In particular, the data may be processed by technology and infrastructure providers (hosting services, cloud, communication and analytics tools), who will act as data processors, under contracts that guarantee compliance with the GDPR and the confidentiality of the information.

7. User Rights

The user may exercise the following rights:

• Access
• Rectification
• Erasure (right to be forgotten)
• Opposition
• Limitation of treatment
• Data portability

To do so, you must send an application to hello@awayter.com, attaching a copy of a valid identification document.

Likewise, the user may withdraw at any time the consent given for the sending of commercial communications.

The user also has the right to file a complaint with the Spanish Data Protection Agency (AEPD) through its website: www.aepd.es.

8. Security measures

Without prejudice to the measures applied by Awayter, the user is responsible for maintaining the confidentiality of their access credentials to the private area of ​​the demo and for taking the necessary measures to prevent unauthorized access to their account.

Awayter applies appropriate technical and organizational measures to ensure a level of security appropriate to the risk, in accordance with Article 32 of the GDPR.

These measures include, among others:

• Access control and authentication using individual credentials.
• Encryption of information in transit and, where appropriate, at rest.
• Monitoring systems, event logging and unauthorized access detection.
• Segmentation of environments (production, testing and demos).
• Regular backups and incident recovery plans.
• Internal procedures for managing security breaches.

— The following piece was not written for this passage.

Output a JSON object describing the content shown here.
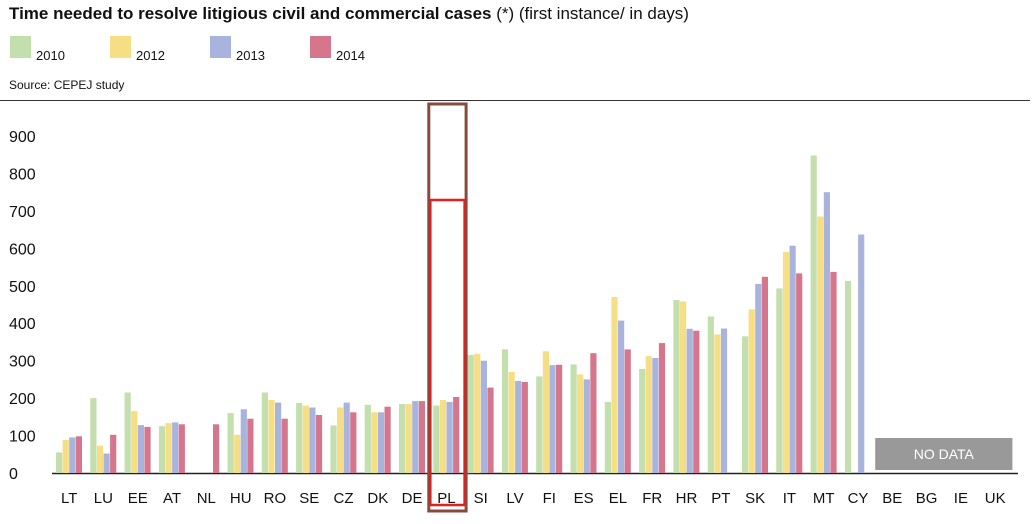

9. Security and confidentiality of end-user (B2C) data

The technological solutions and platforms developed by Awayter are aimed at business-to-business (B2B) clients. However, these solutions may involve the processing of personal data of end users (B2C) who interact with Awayter’s client applications, devices, or services.

In these cases, Awayter undertakes to:

• To process the personal data of end users exclusively in accordance with the instructions of the client who owns the service, when acting as the data processor.
• Maintain the strictest confidentiality regarding the information processed, even after the termination of the contractual relationship.
• Apply security measures aligned with good practices and recognized frameworks in the field of information security, such as ISO/IEC 27001, the National Security Scheme (ENS) and NIST recommendations.
• Implement controls aimed at protecting the confidentiality, integrity, availability, and resilience of systems and data.
• Limit access to personal data only to authorized personnel who are properly trained in data protection and information security.
• To assist its clients in complying with their data protection obligations, where legally required and in accordance with applicable contractual agreements.

Under no circumstances will Awayter use the personal data of end users for its own purposes other than the proper provision of the contracted service, nor will it communicate them to unauthorized third parties, except when legally required.

References to security standards and frameworks are understood as guiding principles of good practices, without constituting an absolute guarantee or an obligation of certification, and are applied in proportion to the nature, scope and risks associated with the processing carried out.

10. Links to third-party websites

The Website may contain links to third-party websites. Awayter is not responsible for the privacy practices or content of those websites. Users are advised to review the privacy policies of those sites before providing them with personal data.

11. Data retention and deletion

Personal data will be kept for the time necessary to fulfill the purposes for which it was collected and to address possible legal liabilities.

When the user requests the deletion of their data, Awayter will proceed to its deletion, blocking or anonymization, as appropriate, unless there is a legal obligation to retain it.

12. Changes to the Privacy Policy

Awayter reserves the right to modify this Privacy Policy at any time. Any changes will be published on the Website and indicated by the corresponding update date.

Users are advised to periodically review this policy to stay informed about how their personal data is protected.